Эллери наблюдал за отъездом Ван Хорнов. Дидрих великолепно смотрелся во фраке и цилиндре. Он открыл дверь и пропустил Салли, закутавшуюся в роскошное норковое манто. К корсажу ее длинного, до пола, белого платья были приколоты гардении, и оно шелестело, когда Салли спускалась по ступенькам; ее голову покрывала вуаль. Уолферт замыкал шествие и был похож на помощника владельца похоронного бюро. К особняку подкатил «кадиллак», за рулем сидел Говард.
Дидрих и Салли устроились на заднем сиденье, а Уолферт проскользнул на переднее, рядом с Говардом. По правилам райтсвиллского бомонда машины водили сами хозяева, а не шоферы. Исключения бывали крайне редко.
«Кадиллак» загудел, выехал на дорогу, обогнул поворот и скрылся за ним.
Эллери показалось, что за это время никто из них не проронил ни слова.
Он вернулся к пишущей машинке.
В половине восьмого он увидел в коттедже Лауру:
— Миссис Ван Хорн передала мне, что вы поужинаете здесь, мистер Квин.
— Прошу вас, не беспокойтесь, Лаура.
— А я и не беспокоюсь, — возразила она. — Вы пойдете в столовую или мне лучше принести ужин сюда?

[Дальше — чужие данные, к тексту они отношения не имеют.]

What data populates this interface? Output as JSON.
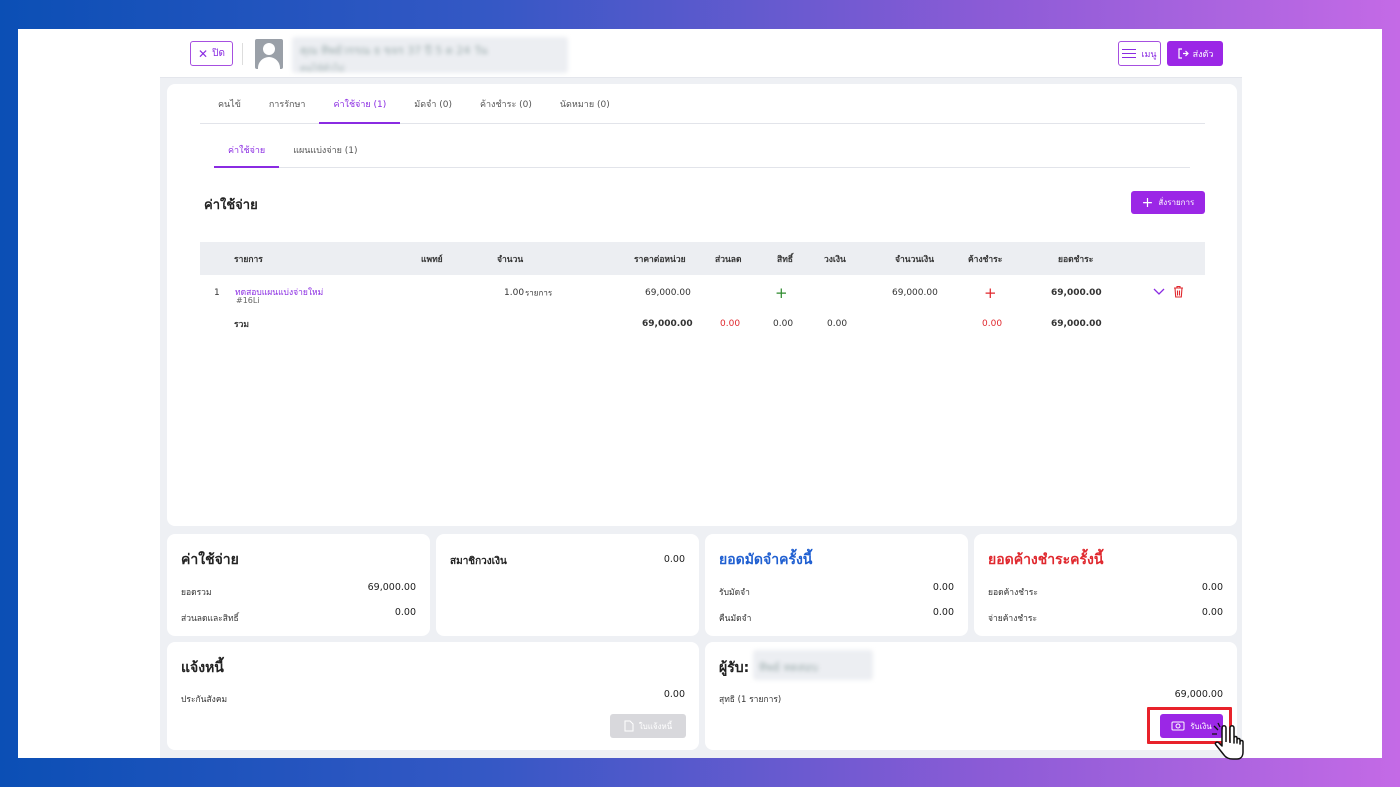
{
  "topbar": {
    "close_label": "ปิด",
    "menu_label": "เมนู",
    "send_label": "ส่งตัว",
    "patient_blurred_line1": "คุณ ทิพย์วรรณ ธ ขจร 37 ปี 5 ด 24 วัน",
    "patient_blurred_line2": "คนไข้ทั่วไป"
  },
  "tabs": [
    {
      "label": "คนไข้"
    },
    {
      "label": "การรักษา"
    },
    {
      "label": "ค่าใช้จ่าย (1)"
    },
    {
      "label": "มัดจำ (0)"
    },
    {
      "label": "ค้างชำระ (0)"
    },
    {
      "label": "นัดหมาย (0)"
    }
  ],
  "subtabs": [
    {
      "label": "ค่าใช้จ่าย"
    },
    {
      "label": "แผนแบ่งจ่าย (1)"
    }
  ],
  "section_title": "ค่าใช้จ่าย",
  "order_button_label": "สั่งรายการ",
  "table": {
    "headers": {
      "item": "รายการ",
      "doctor": "แพทย์",
      "qty": "จำนวน",
      "unit_price": "ราคาต่อหน่วย",
      "discount": "ส่วนลด",
      "right": "สิทธิ์",
      "limit": "วงเงิน",
      "amount": "จำนวนเงิน",
      "outstanding": "ค้างชำระ",
      "total_due": "ยอดชำระ"
    },
    "rows": [
      {
        "index": "1",
        "name": "ทดสอบแผนแบ่งจ่ายใหม่",
        "code": "#16Li",
        "qty": "1.00",
        "unit": "รายการ",
        "unit_price": "69,000.00",
        "amount": "69,000.00",
        "total_due": "69,000.00"
      }
    ],
    "summary": {
      "label": "รวม",
      "unit_price": "69,000.00",
      "discount": "0.00",
      "right": "0.00",
      "limit": "0.00",
      "outstanding": "0.00",
      "total_due": "69,000.00"
    }
  },
  "cards": {
    "expense": {
      "title": "ค่าใช้จ่าย",
      "total_label": "ยอดรวม",
      "total_value": "69,000.00",
      "discount_label": "ส่วนลดและสิทธิ์",
      "discount_value": "0.00"
    },
    "member": {
      "title": "สมาชิกวงเงิน",
      "value": "0.00"
    },
    "deposit": {
      "title": "ยอดมัดจำครั้งนี้",
      "receive_label": "รับมัดจำ",
      "receive_value": "0.00",
      "return_label": "คืนมัดจำ",
      "return_value": "0.00"
    },
    "outstanding": {
      "title": "ยอดค้างชำระครั้งนี้",
      "total_label": "ยอดค้างชำระ",
      "total_value": "0.00",
      "pay_label": "จ่ายค้างชำระ",
      "pay_value": "0.00"
    },
    "invoice": {
      "title": "แจ้งหนี้",
      "item_label": "ประกันสังคม",
      "item_value": "0.00",
      "button_label": "ใบแจ้งหนี้"
    },
    "payer": {
      "title": "ผู้รับ:",
      "blurred_name": "ทิพย์ ทดสอบ",
      "net_label": "สุทธิ (1 รายการ)",
      "net_value": "69,000.00",
      "button_label": "รับเงิน"
    }
  },
  "colors": {
    "accent": "#9b27e6",
    "danger": "#e0282e",
    "blue": "#1f5fd1",
    "success": "#2e8b2e"
  }
}
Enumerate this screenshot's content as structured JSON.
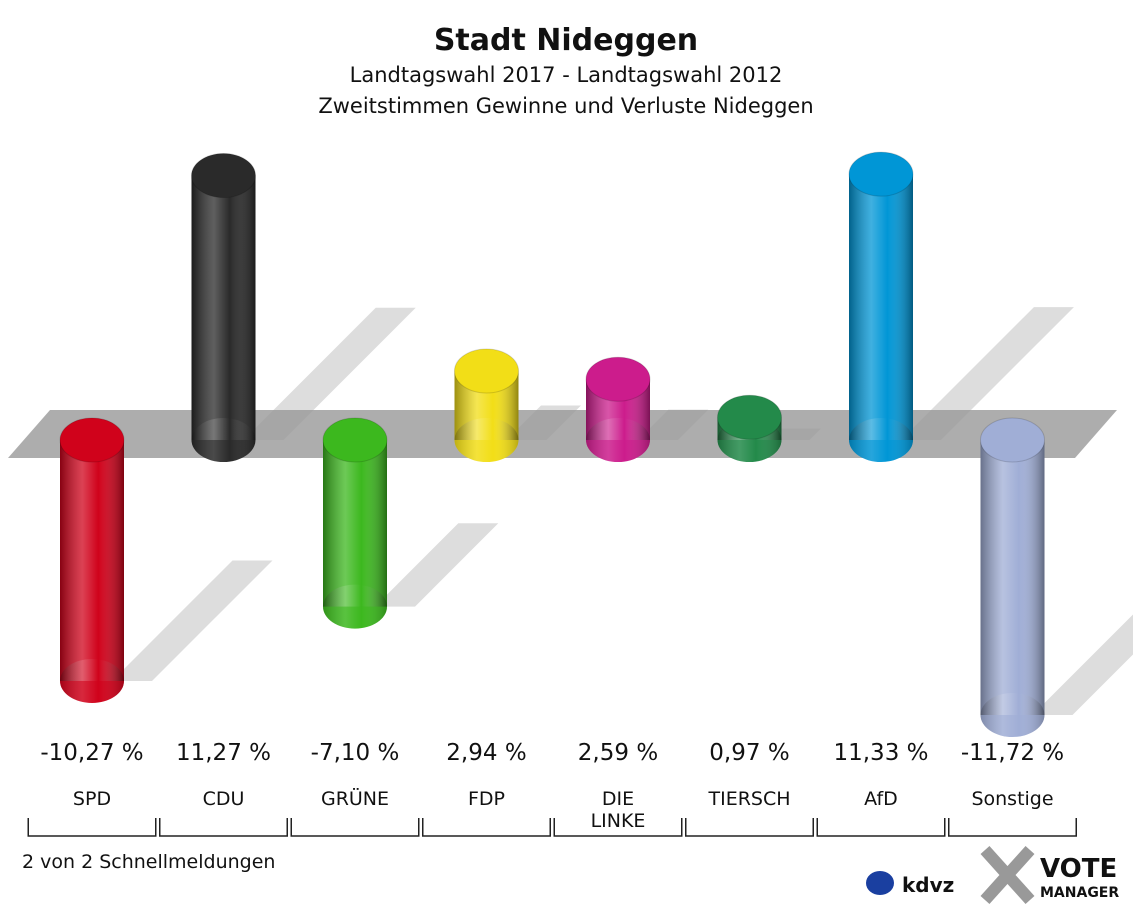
{
  "chart_data": {
    "type": "bar",
    "title": "Stadt Nideggen",
    "subtitle": [
      "Landtagswahl 2017 - Landtagswahl 2012",
      "Zweitstimmen Gewinne und Verluste Nideggen"
    ],
    "categories": [
      "SPD",
      "CDU",
      "GRÜNE",
      "FDP",
      "DIE LINKE",
      "TIERSCH",
      "AfD",
      "Sonstige"
    ],
    "values": [
      -10.27,
      11.27,
      -7.1,
      2.94,
      2.59,
      0.97,
      11.33,
      -11.72
    ],
    "value_labels": [
      "-10,27 %",
      "11,27 %",
      "-7,10 %",
      "2,94 %",
      "2,59 %",
      "0,97 %",
      "11,33 %",
      "-11,72 %"
    ],
    "colors": [
      "#d0021b",
      "#2a2a2a",
      "#3cb81e",
      "#f2de17",
      "#cc1c8c",
      "#238a4a",
      "#0096d6",
      "#a0aed6"
    ],
    "footer": "2 von 2 Schnellmeldungen",
    "logos": [
      "kdvz",
      "VOTE",
      "MANAGER"
    ]
  }
}
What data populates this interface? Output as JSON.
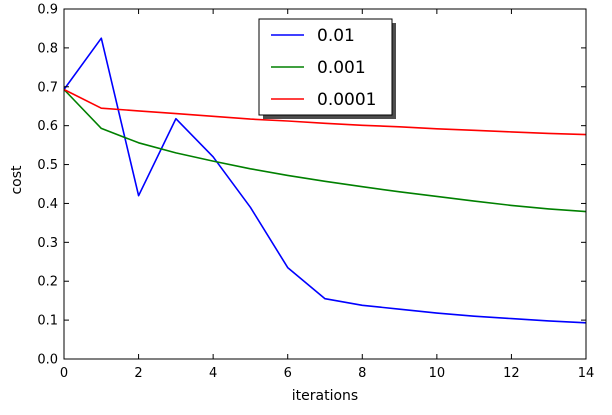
{
  "chart_data": {
    "type": "line",
    "xlabel": "iterations",
    "ylabel": "cost",
    "xlim": [
      0,
      14
    ],
    "ylim": [
      0.0,
      0.9
    ],
    "x_ticks": [
      0,
      2,
      4,
      6,
      8,
      10,
      12,
      14
    ],
    "y_ticks": [
      "0.0",
      "0.1",
      "0.2",
      "0.3",
      "0.4",
      "0.5",
      "0.6",
      "0.7",
      "0.8",
      "0.9"
    ],
    "grid": false,
    "legend_position": "upper-center",
    "x": [
      0,
      1,
      2,
      3,
      4,
      5,
      6,
      7,
      8,
      9,
      10,
      11,
      12,
      13,
      14
    ],
    "series": [
      {
        "name": "0.01",
        "color": "#0000ff",
        "values": [
          0.693,
          0.825,
          0.42,
          0.618,
          0.52,
          0.39,
          0.235,
          0.155,
          0.138,
          0.128,
          0.118,
          0.11,
          0.104,
          0.098,
          0.093
        ]
      },
      {
        "name": "0.001",
        "color": "#008000",
        "values": [
          0.693,
          0.593,
          0.556,
          0.53,
          0.509,
          0.489,
          0.472,
          0.457,
          0.443,
          0.43,
          0.418,
          0.406,
          0.395,
          0.386,
          0.379
        ]
      },
      {
        "name": "0.0001",
        "color": "#ff0000",
        "values": [
          0.693,
          0.645,
          0.638,
          0.631,
          0.624,
          0.617,
          0.612,
          0.606,
          0.601,
          0.597,
          0.592,
          0.588,
          0.584,
          0.58,
          0.577
        ]
      }
    ]
  }
}
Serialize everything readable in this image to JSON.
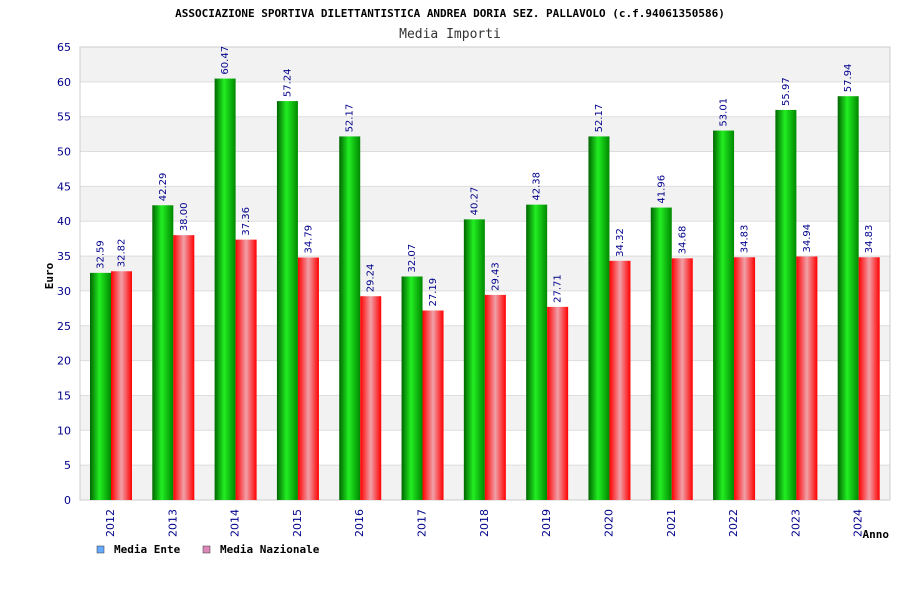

— Ужин, ужин, — проворчал он. — Не утруждайте себя, Лаура. Я готов съесть все, что угодно и где угодно.
— Да, сэр. — Но Лаура почему-то решила задержаться.
— В чем дело, Лаура? — От пребывания в гостиной этой «героини» у него заныла спина.
— Мистер Квин, в доме… что-то случилось? Я имею в виду…
— Случилось, Лаура?
Она одернула фартук.
— Миссис Ван Хорн целый день плакала у себя в комнате, а мистер Дидрих был так… А потом, он еще утром вернулся вместе с шефом полиции и…
— Знаете, Лаура, если в доме что-то произошло, то это уж никак не ваше дело.
— О нет, конечно нет, мистер Квин.
Когда Лаура возвратилась с подносом, ее рот был сжат в тонкую линию.
Эллери догадался: она обнаружила, что у ее идола и колосса — глиняные ноги.
Работа спорилась, и он написал немало удачных страниц. Листы бумаги вылетали из пишущей машинки один за другим, и он не слышал ничего, кроме ее стука.
— Эллери.
Он удивился, заметив рядом Говарда.
— Ты уже приехал, Говард? Который теперь час?
Говард был без шляпы, в распахнутом элегантном, вечернем пальто, концы его белого шарфа свободно развевались. Но выражение его глаз заставило Эллери вспомнить все события дня.
Эллери отпрянул назад.
— Да вот, проходил мимо коттеджа.
— Говард, что такое?
— Мы только что приехали с обеда. И застали в доме Дейкина. Он нас ждал.